For too much of my life, my breasts have been a topic of other people’s conversations. Growing up, I was a late bloomer and therefore “flat” during the school years when kids are most cruel to one other. Somehow I wound up developing fairly sizable breasts for my frame, and have discovered many times they have, in my absence, served as a topic of conversation among masculine classmates and, later, colleagues. Add these personal experiences into a culture where women who breastfeed in public are often given dirty looks or, as a baby book I read suggested, sent to public bathrooms to nurse in toilet stalls, and you may understand why, even though I identify strongly as feminist, I am in this instance (as every other) a human being with my own experiences and emotions. While I’ve nursed in the car more than a few times by now, I’m a little nervous to throw open my shirt and feed my baby in the flea market, or in front of friends and family. What if people dare to sexualize or cast shame on me taking care of my baby?

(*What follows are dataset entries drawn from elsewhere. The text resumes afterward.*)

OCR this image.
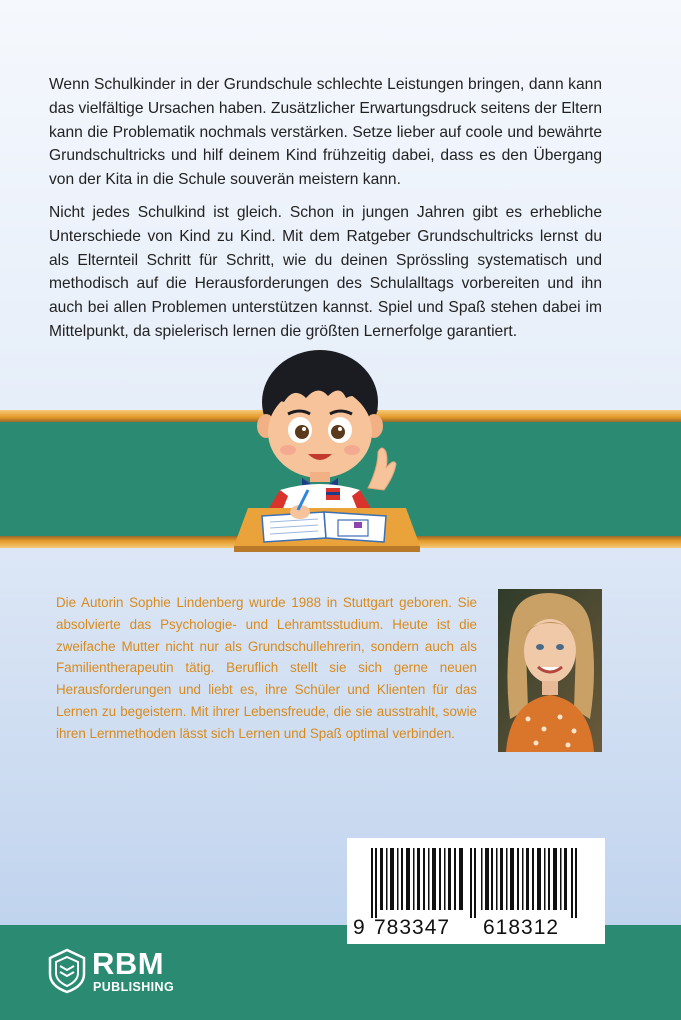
Wenn Schulkinder in der Grundschule schlechte Leistungen bringen, dann kann das vielfältige Ursachen haben. Zusätzlicher Erwartungsdruck seitens der Eltern kann die Problematik nochmals verstärken. Setze lieber auf coole und bewährte Grundschultricks und hilf deinem Kind frühzeitig dabei, dass es den Übergang von der Kita in die Schule souverän meistern kann.

Nicht jedes Schulkind ist gleich. Schon in jungen Jahren gibt es erhebliche Unterschiede von Kind zu Kind. Mit dem Ratgeber Grundschultricks lernst du als Elternteil Schritt für Schritt, wie du deinen Sprössling systematisch und methodisch auf die Herausforderungen des Schulalltags vorbereiten und ihn auch bei allen Problemen unterstützen kannst. Spiel und Spaß stehen dabei im Mittelpunkt, da spielerisch lernen die größten Lernerfolge garantiert.

Die Autorin Sophie Lindenberg wurde 1988 in Stuttgart geboren. Sie absolvierte das Psychologie- und Lehramtsstudium. Heute ist die zweifache Mutter nicht nur als Grundschullehrerin, sondern auch als Familientherapeutin tätig. Beruflich stellt sie sich gerne neuen Herausforderungen und liebt es, ihre Schüler und Klienten für das Lernen zu begeistern. Mit ihrer Lebensfreude, die sie ausstrahlt, sowie ihren Lernmethoden lässt sich Lernen und Spaß optimal verbinden.

9 783347 618312
RBM
PUBLISHING
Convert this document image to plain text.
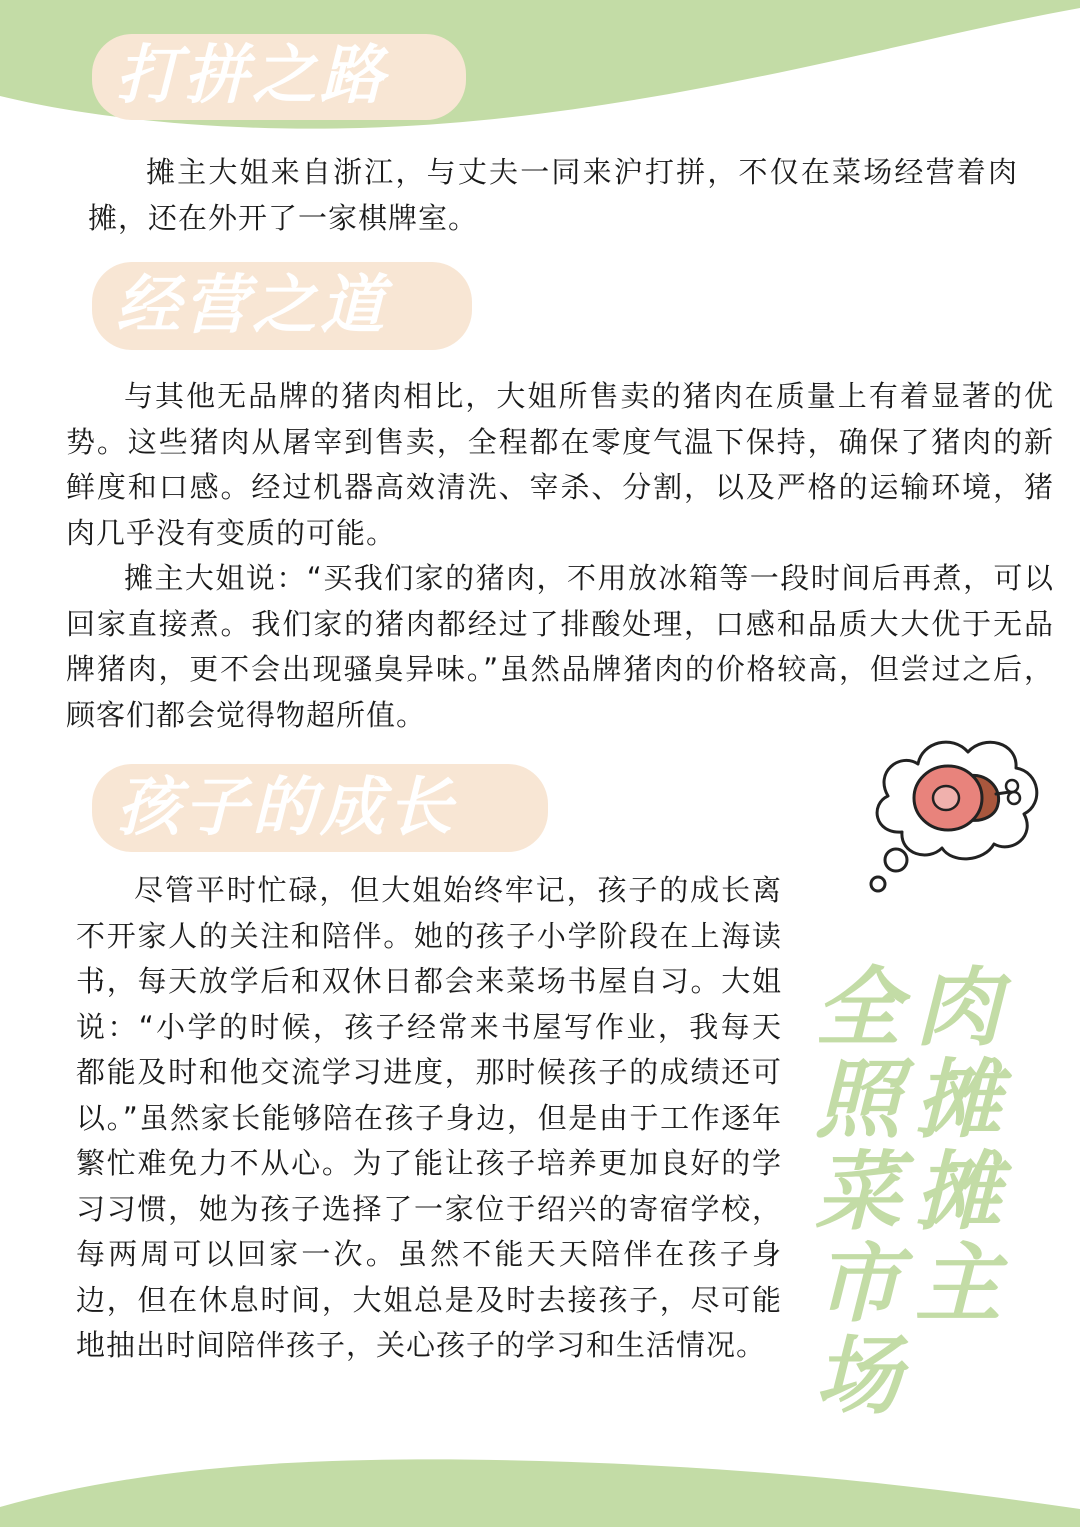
打拼之路

摊主大姐来自浙江，与丈夫一同来沪打拼，不仅在菜场经营着肉摊，还在外开了一家棋牌室。

经营之道

与其他无品牌的猪肉相比，大姐所售卖的猪肉在质量上有着显著的优势。这些猪肉从屠宰到售卖，全程都在零度气温下保持，确保了猪肉的新鲜度和口感。经过机器高效清洗、宰杀、分割，以及严格的运输环境，猪肉几乎没有变质的可能。

摊主大姐说：“买我们家的猪肉，不用放冰箱等一段时间后再煮，可以回家直接煮。我们家的猪肉都经过了排酸处理，口感和品质大大优于无品牌猪肉，更不会出现骚臭异味。”虽然品牌猪肉的价格较高，但尝过之后，顾客们都会觉得物超所值。

孩子的成长

尽管平时忙碌，但大姐始终牢记，孩子的成长离不开家人的关注和陪伴。她的孩子小学阶段在上海读书，每天放学后和双休日都会来菜场书屋自习。大姐说：“小学的时候，孩子经常来书屋写作业，我每天都能及时和他交流学习进度，那时候孩子的成绩还可以。”虽然家长能够陪在孩子身边，但是由于工作逐年繁忙难免力不从心。为了能让孩子培养更加良好的学习习惯，她为孩子选择了一家位于绍兴的寄宿学校，每两周可以回家一次。虽然不能天天陪伴在孩子身边，但在休息时间，大姐总是及时去接孩子，尽可能地抽出时间陪伴孩子，关心孩子的学习和生活情况。

肉摊摊主
全照菜市场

My delightful baby girl has none of these hang ups, and it’s my goal to start following her lead. Last weekend a friend called and gave me this gift: “Well, Erin,” she said, “You’ve been on the forefront of a lot of things. Don’t stop now.” She told me that she was, years ago, asked by a waitress to breastfeed in the restroom instead of a restaurant dining room and responded: “Do you go into the bathroom to eat?”

I sure don’t, and neither does my little girl. For now we haven’t been straying too far from home.